Themes Related to Moral Theology I

As an advanced moral theology course, this course treats in an in-depth manner specific issues that confront the personal moral life of Christians. It presents both official Church teachings on the topics as well as the learned opinions of moral theologians. The students will be trained in applying the fundamental principles of moral reflection provided in Fundamental Moral Theology to the more concrete issues affecting the lives of ordinary Christians today. Karol Wojtyla’s “Love and Responsibility”

Even before he assumed the papacy, Karol Wojtyla had already produced a remarkably eloquent and cogent defense of Catholic tradition in the sphere of family life and sexual morality. His major work, Love and Responsibility (1960), drawn from his own pastoral experiences as a priest and bishop, and based on his Christian Personalism, contains his philosophico-theological persuasions on the sexual self-realization of the human person.

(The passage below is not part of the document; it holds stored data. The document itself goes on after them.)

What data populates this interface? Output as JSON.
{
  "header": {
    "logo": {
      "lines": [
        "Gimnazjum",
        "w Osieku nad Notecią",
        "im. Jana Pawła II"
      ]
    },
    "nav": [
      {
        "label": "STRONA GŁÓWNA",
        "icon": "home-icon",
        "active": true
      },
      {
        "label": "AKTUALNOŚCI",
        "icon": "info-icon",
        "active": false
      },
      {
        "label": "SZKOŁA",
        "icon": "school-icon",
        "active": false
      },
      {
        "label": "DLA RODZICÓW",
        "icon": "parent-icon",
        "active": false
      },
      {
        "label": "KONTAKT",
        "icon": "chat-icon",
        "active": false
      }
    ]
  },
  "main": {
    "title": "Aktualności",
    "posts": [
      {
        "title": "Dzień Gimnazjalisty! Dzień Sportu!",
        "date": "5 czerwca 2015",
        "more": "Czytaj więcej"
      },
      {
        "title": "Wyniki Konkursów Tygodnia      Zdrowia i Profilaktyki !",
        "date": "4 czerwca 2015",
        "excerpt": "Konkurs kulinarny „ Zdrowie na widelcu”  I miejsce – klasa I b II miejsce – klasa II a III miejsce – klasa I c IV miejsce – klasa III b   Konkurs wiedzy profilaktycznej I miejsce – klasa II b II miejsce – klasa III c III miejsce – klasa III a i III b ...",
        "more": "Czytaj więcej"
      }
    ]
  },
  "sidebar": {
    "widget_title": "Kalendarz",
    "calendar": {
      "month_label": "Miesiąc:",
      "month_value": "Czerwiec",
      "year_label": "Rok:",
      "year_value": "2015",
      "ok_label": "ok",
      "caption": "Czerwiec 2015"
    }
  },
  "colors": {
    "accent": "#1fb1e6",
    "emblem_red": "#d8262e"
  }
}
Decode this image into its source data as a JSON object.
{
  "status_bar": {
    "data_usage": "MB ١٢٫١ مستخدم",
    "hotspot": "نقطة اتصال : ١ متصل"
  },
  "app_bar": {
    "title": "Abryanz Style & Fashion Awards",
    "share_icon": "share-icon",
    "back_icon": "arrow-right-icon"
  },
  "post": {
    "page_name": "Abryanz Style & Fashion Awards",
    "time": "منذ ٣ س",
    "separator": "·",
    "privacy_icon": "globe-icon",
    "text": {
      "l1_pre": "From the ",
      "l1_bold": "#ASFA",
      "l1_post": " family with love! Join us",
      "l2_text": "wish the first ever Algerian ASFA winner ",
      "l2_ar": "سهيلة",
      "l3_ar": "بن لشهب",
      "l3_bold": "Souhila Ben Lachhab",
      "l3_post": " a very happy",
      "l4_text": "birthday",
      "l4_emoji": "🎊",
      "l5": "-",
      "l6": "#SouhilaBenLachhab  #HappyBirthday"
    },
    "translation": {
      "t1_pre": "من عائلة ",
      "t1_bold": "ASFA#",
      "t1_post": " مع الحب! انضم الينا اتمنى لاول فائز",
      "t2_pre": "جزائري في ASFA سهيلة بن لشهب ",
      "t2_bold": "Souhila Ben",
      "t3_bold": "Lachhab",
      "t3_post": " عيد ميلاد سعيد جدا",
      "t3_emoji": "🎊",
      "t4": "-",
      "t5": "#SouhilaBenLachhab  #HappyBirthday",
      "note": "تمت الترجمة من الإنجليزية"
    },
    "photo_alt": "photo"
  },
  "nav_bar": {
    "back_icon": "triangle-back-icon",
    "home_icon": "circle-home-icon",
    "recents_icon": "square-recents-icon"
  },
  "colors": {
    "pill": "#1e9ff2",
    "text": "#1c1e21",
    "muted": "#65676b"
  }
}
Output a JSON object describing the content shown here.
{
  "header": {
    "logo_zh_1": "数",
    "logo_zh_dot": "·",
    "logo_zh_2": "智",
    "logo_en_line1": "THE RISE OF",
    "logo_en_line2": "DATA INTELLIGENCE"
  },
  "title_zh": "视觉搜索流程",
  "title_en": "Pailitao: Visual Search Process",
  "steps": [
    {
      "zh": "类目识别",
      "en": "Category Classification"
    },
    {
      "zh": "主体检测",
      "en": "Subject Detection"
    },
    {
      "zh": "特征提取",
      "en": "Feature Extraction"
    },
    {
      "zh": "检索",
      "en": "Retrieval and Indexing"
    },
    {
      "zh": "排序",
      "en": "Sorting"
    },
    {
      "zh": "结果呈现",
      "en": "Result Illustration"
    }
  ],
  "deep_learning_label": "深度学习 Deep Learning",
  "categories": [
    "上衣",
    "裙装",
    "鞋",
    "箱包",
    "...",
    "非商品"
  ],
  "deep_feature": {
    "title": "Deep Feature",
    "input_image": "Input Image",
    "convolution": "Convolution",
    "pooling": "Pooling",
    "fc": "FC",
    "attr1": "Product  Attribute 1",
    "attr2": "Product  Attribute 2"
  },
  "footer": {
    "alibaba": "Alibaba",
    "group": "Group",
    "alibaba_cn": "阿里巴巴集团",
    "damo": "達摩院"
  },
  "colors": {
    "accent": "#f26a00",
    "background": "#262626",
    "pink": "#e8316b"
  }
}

This course is a systematic attempt at an understanding and appreciation of the mind of the Personalist philosopher who became Pope John Paul II. It will explore his life and times, especially mindful of the significant influences that shaped his thinking, examine in depth his aforementioned opus as the result of what he calls “an incessant confrontation of doctrine with life,” and enable the students to engage in meaningful discussions on the moral issues which Wojtyla addressed and which have remained controversial even in our time. Ethics of Death and Dying

For the Christian, death marks the point when “life is changed, not ended.” Such a perspective seeks to console those who approach death and counsels openness to it. At the same time, it affirms a continuity between life and death, even a certain priority of life over death. Decisions that facilitate death or delay death, whether one’s own or that of another, and other human behavior surrounding death and dying make up the matter for ethical reflection in this course. Analysis will be based on scripture, tradition, and selected contemporary texts.